Der Genozid an den Herero und Nama
In Berlin reagierte die deutsche Regierung scharf und entsandte 15.000 Soldaten unter der Führung des Generals Lothar von Trotha in die Kolonie. Das Vorgehen der Schutztruppe (offizielle Bezeichnung der militärischen Einheiten in den deutschen Kolonien in Afrika) in Deutsch-Südwestafrika wird in der Wissenschaft als erster Völkermord des 20. Jahrhunderts eingestuft. Dazu trägt auch von Trothas Vernichtungsbefehl bei, den er direkt an die Herero richtete, später dann auch an die aufständischen Nama. Darin heißt es:
Innerhalb der Deutschen Grenze wird jeder Herero mit oder ohne Gewehr, mit oder ohne Vieh erschossen, ich nehme keine Weiber und keine Kinder mehr auf, treibe sie zu ihrem Volke zurück oder lasse auch auf sie schießen.
Den Worten folgten entsprechende Taten, die die Vernichtung der Herero zum Ziel hatten. Nach der Schlacht am Waterberg im August 1904 flohen die Herero mit ihren Familien und dem Vieh in die Wüste. Von Trotha ließ sie dort einkesseln und von den Wasserstellen vertreiben. Zehntausende Herero verhungerten oder verdursteten. Die Überlebenden wurden in Konzentrationslagern eingesperrt. Die dortigen Bedingungen überstanden nur die Hälfte der Internierten. Schätzungen zufolge überlebten von 60.000 bis 80.000 Herero nur 20.000 Menschen. 10.000 Nama starben. Die genauen Zahlen sind kaum zu ermitteln und differieren von Quelle zu Quelle. Das Morden in der Kolonie, das sich bis 1908 hinzog, stieß auch im Deutschen Reich auf massive Kritik.

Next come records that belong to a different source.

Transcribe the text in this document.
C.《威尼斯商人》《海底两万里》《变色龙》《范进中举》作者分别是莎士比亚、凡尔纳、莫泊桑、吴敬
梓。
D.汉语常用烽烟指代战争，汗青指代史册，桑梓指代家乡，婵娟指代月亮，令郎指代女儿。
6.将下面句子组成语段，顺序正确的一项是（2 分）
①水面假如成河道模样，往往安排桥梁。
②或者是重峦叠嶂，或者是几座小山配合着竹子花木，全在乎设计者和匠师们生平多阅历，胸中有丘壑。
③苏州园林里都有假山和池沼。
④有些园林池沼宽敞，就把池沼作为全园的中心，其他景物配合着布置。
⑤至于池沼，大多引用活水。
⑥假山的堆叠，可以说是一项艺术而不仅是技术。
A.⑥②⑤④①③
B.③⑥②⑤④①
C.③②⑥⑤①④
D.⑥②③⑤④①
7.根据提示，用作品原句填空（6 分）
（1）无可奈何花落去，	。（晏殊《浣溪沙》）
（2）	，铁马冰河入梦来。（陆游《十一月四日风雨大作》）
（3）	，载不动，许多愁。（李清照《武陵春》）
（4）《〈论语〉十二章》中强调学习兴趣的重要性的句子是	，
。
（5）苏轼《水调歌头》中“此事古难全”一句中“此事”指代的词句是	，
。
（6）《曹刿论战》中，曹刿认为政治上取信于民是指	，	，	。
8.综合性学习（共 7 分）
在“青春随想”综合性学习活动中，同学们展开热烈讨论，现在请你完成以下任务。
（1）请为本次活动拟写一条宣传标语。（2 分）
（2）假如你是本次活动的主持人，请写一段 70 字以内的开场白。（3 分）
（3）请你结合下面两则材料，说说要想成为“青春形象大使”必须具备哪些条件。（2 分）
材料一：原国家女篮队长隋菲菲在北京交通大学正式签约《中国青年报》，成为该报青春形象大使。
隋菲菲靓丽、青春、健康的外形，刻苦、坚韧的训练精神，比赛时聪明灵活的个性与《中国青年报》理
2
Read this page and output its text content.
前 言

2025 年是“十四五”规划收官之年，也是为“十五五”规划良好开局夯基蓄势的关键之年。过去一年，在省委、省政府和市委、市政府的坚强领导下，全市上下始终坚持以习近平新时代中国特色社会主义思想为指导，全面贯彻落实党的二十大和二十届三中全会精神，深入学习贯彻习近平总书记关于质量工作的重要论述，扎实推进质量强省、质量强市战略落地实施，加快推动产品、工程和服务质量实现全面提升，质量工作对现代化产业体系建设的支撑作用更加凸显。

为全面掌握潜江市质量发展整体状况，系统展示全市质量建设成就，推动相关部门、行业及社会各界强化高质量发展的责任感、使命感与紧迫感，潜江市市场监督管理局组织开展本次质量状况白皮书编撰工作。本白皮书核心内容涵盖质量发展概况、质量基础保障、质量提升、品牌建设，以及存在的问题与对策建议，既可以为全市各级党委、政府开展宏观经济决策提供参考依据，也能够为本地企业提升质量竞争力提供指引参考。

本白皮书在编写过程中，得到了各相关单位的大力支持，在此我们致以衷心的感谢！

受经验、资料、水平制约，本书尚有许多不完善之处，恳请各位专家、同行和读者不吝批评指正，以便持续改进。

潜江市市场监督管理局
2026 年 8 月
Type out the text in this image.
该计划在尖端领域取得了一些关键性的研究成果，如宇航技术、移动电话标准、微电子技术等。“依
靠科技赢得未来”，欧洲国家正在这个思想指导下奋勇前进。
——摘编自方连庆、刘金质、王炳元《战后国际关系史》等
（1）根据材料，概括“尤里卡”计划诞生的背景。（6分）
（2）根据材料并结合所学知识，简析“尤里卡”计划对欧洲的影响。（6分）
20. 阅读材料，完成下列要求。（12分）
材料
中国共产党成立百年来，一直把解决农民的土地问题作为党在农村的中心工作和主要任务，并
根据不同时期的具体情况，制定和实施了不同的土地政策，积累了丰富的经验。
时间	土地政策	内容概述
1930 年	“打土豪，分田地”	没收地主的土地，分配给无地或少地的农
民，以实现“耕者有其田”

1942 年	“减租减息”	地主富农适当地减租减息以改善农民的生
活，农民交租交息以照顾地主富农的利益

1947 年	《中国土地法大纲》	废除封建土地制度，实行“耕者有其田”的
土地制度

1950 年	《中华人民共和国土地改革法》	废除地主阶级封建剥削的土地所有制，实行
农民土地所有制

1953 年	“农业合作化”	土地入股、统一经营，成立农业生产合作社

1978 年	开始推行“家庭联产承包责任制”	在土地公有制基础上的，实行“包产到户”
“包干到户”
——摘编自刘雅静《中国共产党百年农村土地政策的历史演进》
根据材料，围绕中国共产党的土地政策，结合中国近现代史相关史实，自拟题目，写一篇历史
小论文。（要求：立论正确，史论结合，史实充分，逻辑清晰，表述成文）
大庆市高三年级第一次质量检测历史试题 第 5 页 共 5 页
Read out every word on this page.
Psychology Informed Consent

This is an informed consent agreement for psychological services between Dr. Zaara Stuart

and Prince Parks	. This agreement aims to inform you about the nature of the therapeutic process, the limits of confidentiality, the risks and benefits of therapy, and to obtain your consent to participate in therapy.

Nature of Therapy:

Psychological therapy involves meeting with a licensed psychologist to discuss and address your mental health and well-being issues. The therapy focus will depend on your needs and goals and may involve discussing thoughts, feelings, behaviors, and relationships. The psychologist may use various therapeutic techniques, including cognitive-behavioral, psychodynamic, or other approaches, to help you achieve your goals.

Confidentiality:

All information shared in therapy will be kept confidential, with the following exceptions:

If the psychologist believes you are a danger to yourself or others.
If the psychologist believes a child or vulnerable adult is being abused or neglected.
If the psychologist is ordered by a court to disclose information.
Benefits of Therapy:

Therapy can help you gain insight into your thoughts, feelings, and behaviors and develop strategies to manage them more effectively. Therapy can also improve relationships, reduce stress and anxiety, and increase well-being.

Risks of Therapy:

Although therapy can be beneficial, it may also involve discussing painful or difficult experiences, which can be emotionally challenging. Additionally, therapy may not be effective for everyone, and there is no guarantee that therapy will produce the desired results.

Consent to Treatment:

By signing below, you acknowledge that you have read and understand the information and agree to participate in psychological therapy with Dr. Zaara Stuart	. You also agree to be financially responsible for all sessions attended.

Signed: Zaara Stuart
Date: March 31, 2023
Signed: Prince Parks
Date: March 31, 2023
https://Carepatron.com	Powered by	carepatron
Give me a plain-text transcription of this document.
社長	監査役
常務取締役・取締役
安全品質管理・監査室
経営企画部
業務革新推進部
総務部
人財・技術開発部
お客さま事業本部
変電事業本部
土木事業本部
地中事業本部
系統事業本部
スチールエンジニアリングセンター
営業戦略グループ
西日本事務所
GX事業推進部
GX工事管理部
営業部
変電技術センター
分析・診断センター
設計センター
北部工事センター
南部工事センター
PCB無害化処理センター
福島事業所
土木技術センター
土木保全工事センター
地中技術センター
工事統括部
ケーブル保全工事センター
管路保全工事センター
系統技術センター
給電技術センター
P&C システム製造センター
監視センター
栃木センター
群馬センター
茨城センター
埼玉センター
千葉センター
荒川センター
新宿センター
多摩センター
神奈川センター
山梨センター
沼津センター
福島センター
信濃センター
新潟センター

Anerkennung durch die Weltöffentlichkeit
Im Gegensatz zur Wissenschaft tun sich die deutsche Öffentlichkeit und die Bundesregierung bis heute schwer, den richtigen Umgang mit diesem finsteren Erbe zu finden. Erst 2015 konnte sich letztere dazu durchringen, den Völkermord als solchen zu bezeichnen und ihn schließlich auch anzuerkennen. Doch damit waren keine juristischen Konsequenzen verbunden. Es handelte sich um einen symbolischen Akt. Update (28.05.21): Nach sechsjährigen Verhandlungen kam es schließlich zu einer offiziellen Anerkennung des Völkermordes durch die Bundesrepublik Deutschland. Die daran geknüpfte Entwicklungshilfe von 1,1 Milliarden Euro ist keine rechtlich verbindende Entschädigung, sondern eine politisch-moralische Verpflichtung.
In den vergangenen Jahren kam es immer wieder durch deutsche Forschungseinrichtungen zu Rückgaben von Gebeinen und Schädeln der Opfer an Namibia. Insbesondere in der Berliner Charité sind die sterblichen Überreste der eingeborenen Herero vermessen und zum Zwecke der Bestätigung der Rassenlehre untersucht worden.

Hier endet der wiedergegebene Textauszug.